Add an unexpected means of potential emasculation as of Friday night: dancing. Those cowboys know how to cut serious rug!
I went to the Friday night dance featuring Geno Delafose and French-Rockin' Boogie, an excellent zydeco crew from the creole cowboy culture of Southwest Louisiana. And despite the availability of delicous whiskey, there was no way I could keep up when the cowboys decided it was time to get down.

And that time was pretty much as soon as Delafose and co. started playing, and the dancing didn't stop for a solid three hours. Thankfully, single dudes are hard to come by, so I was lucky to have cowgals in need of a partner to ask me to dance. But I felt obliged to let them know, preemptively, that while I have rhythm, I don't know how to do the organized, swing-yer-partner-round-and-round style of boot-scootin' that was going on around us. Hell, I didn't even have boots.
The ladies were generous in letting me flail away anyway, and I had a gas, gas, gas.

It was a fine end to a strange evening. Before I hit the show, I decided to try my luck with some blackjack at Stockman's Casino. I'd had a lucky streak earlier in the day at the Red Lion, and figured I might still be hot.
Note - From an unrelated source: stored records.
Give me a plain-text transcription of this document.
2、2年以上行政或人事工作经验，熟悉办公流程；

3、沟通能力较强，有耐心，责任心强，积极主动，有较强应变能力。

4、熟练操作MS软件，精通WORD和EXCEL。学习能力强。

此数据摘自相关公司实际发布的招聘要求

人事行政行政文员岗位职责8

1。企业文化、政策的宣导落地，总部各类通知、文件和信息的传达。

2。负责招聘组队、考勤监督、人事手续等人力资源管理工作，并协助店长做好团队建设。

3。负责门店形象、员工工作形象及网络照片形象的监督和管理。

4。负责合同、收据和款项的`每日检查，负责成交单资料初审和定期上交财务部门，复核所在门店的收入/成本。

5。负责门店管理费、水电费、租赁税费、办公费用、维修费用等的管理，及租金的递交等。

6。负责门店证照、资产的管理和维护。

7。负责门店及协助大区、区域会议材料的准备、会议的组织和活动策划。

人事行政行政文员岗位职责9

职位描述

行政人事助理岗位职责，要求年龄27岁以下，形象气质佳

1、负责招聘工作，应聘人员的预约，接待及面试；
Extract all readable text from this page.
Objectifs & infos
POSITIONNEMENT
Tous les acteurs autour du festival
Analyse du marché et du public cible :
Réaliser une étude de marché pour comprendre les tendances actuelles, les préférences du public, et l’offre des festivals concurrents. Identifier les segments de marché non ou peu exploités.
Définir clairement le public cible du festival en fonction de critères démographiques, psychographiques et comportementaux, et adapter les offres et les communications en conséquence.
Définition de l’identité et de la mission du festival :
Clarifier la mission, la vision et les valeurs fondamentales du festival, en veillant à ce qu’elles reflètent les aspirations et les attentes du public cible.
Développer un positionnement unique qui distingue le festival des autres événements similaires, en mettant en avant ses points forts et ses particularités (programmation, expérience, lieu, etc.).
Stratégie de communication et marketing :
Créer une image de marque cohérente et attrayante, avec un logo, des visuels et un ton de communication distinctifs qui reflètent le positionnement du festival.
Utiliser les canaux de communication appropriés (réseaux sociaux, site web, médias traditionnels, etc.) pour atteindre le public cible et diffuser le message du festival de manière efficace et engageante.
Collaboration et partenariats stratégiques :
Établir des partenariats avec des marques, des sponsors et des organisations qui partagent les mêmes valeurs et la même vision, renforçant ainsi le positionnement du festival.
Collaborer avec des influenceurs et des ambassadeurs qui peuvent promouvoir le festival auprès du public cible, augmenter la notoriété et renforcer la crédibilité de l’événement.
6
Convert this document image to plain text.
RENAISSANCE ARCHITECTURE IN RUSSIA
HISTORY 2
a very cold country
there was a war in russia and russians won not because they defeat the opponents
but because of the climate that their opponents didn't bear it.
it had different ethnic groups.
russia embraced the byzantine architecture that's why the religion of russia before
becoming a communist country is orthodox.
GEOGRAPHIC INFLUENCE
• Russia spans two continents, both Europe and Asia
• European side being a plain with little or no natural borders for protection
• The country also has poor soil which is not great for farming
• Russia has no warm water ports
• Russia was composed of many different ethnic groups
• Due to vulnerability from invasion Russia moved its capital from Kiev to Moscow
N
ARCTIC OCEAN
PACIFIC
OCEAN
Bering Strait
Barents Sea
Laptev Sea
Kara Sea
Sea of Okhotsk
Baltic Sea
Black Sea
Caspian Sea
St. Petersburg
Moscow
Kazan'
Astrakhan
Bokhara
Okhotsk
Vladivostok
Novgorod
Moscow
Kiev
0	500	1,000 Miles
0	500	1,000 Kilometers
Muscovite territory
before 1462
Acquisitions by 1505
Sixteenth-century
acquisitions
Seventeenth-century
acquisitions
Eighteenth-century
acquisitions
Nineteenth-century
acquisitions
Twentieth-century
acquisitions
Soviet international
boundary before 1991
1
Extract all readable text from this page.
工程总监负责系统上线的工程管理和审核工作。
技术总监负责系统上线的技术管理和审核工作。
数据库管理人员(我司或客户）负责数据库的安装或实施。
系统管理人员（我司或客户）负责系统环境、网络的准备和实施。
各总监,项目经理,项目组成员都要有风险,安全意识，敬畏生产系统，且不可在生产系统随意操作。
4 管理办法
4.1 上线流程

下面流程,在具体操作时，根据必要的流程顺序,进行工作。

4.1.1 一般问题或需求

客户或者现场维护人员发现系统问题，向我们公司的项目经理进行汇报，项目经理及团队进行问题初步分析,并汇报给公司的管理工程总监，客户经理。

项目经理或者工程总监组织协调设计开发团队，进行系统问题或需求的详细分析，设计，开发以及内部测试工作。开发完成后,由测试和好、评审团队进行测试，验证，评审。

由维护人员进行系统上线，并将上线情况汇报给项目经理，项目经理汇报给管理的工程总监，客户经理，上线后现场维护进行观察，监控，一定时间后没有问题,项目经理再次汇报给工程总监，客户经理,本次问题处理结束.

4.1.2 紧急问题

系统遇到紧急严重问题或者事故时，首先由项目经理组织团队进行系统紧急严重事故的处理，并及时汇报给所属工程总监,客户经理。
Nope. The dealer gave me a series of 16s to deal with, and then a crowd of twentysomething dudes joined the table. At least, one joined the table and the other five stood around him acting nervously. That's when I noticed the new player at the table had what was, quite clearly, a fake moustache. Really bad one, ala the Beastie Boys "Sabotage" video.
That moustache freaked me out, and I figured if these young dudes were about to go all "Point Break" on the casino, it was time to bail. So across the street i went to the fine Silver Dollar Club, a beautiful old bar. Pumped $20 into a video poker machine to kill a few minutes, and almost immediately hit a hand with four aces. Sweet, right? Except the damn machine was a nickel-per-credit--Elko is a low-budget town--and even playing the maximum bet, I only won $40. If I'd been in Wendover or Vegas, it would have been a quarter-credit machine and I'd be winning $400. Not sure if that qualifies as good luck or bad luck.
But I do know I had drink money for the Geno Delafose show. So I'll call it good luck, mmmkay?
Reader Comments:
Boot-scootin with no boots?
Where does one get a fake moustache in Elko?
There really is more to the Cowboy Poetry than I thought!